O presidente Jair Bolsonaro afirmou, em sua página no Facebook na terça-feira (20), que o Brasil não irá comprar “a vacina da China”.

A afirmação foi feita em resposta a uma seguidora na rede social que pediu a exoneração do ministro da Saúde, Eduardo Pazuello. “Bom dia presidente. Exonera Pazuelo urgente, ele está sendo cabo eleitoral do Doria. Ministro traíra”, escreveu a seguidora.

No mesmo dia, mais cedo, o Ministério da Saúde havia anunciado a compra de 46 milhões de doses da CoronaVac, vacina desenvolvida pela farmacêutica chinesa Sinovac. A empresa tem um acordo com o governo de São Paulo para fornecimento da vacina pronta e, também, para a transferência da tecnologia de produção para o Instituto Butantan (veja detalhes mais abaixo).

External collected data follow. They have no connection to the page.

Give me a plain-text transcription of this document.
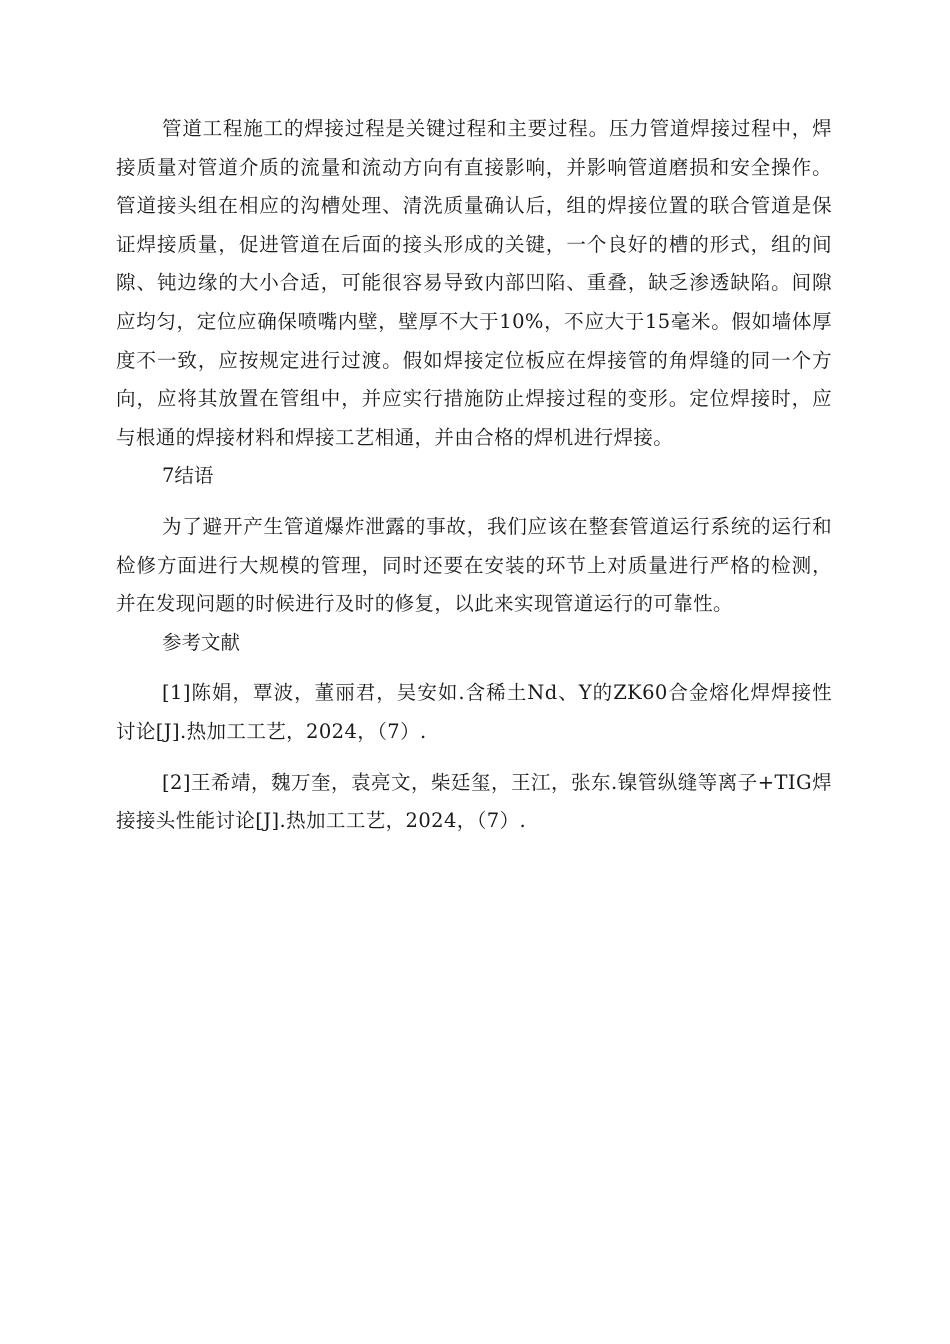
管道工程施工的焊接过程是关键过程和主要过程。压力管道焊接过程中，焊接质量对管道介质的流量和流动方向有直接影响，并影响管道磨损和安全操作。管道接头组在相应的沟槽处理、清洗质量确认后，组的焊接位置的联合管道是保证焊接质量，促进管道在后面的接头形成的关键，一个良好的槽的形式，组的间隙、钝边缘的大小合适，可能很容易导致内部凹陷、重叠，缺乏渗透缺陷。间隙应均匀，定位应确保喷嘴内壁，壁厚不大于10%，不应大于15毫米。假如墙体厚度不一致，应按规定进行过渡。假如焊接定位板应在焊接管的角焊缝的同一个方向，应将其放置在管组中，并应实行措施防止焊接过程的变形。定位焊接时，应与根通的焊接材料和焊接工艺相通，并由合格的焊机进行焊接。

7结语

为了避开产生管道爆炸泄露的事故，我们应该在整套管道运行系统的运行和检修方面进行大规模的管理，同时还要在安装的环节上对质量进行严格的检测，并在发现问题的时候进行及时的修复，以此来实现管道运行的可靠性。

参考文献

[1]陈娟，覃波，董丽君，吴安如.含稀土Nd、Y的ZK60合金熔化焊焊接性讨论[J].热加工工艺，2024，（7）.

[2]王希靖，魏万奎，袁亮文，柴廷玺，王江，张东.镍管纵缝等离子+TIG焊接接头性能讨论[J].热加工工艺，2024，（7）.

“Tudo será esclarecido ainda hoje. Não compraremos a vacina da China”, disse o presidente. 

O acordo com o Butantan prevê a compra das mesmas 46 milhões de doses. Dessas, segundo o instituto, 6 milhões virão prontas da China e 40 milhões serão finalizadas no Brasil. Não está claro a quais doses Bolsonaro se refere ao dizer que não comprará vacina da China.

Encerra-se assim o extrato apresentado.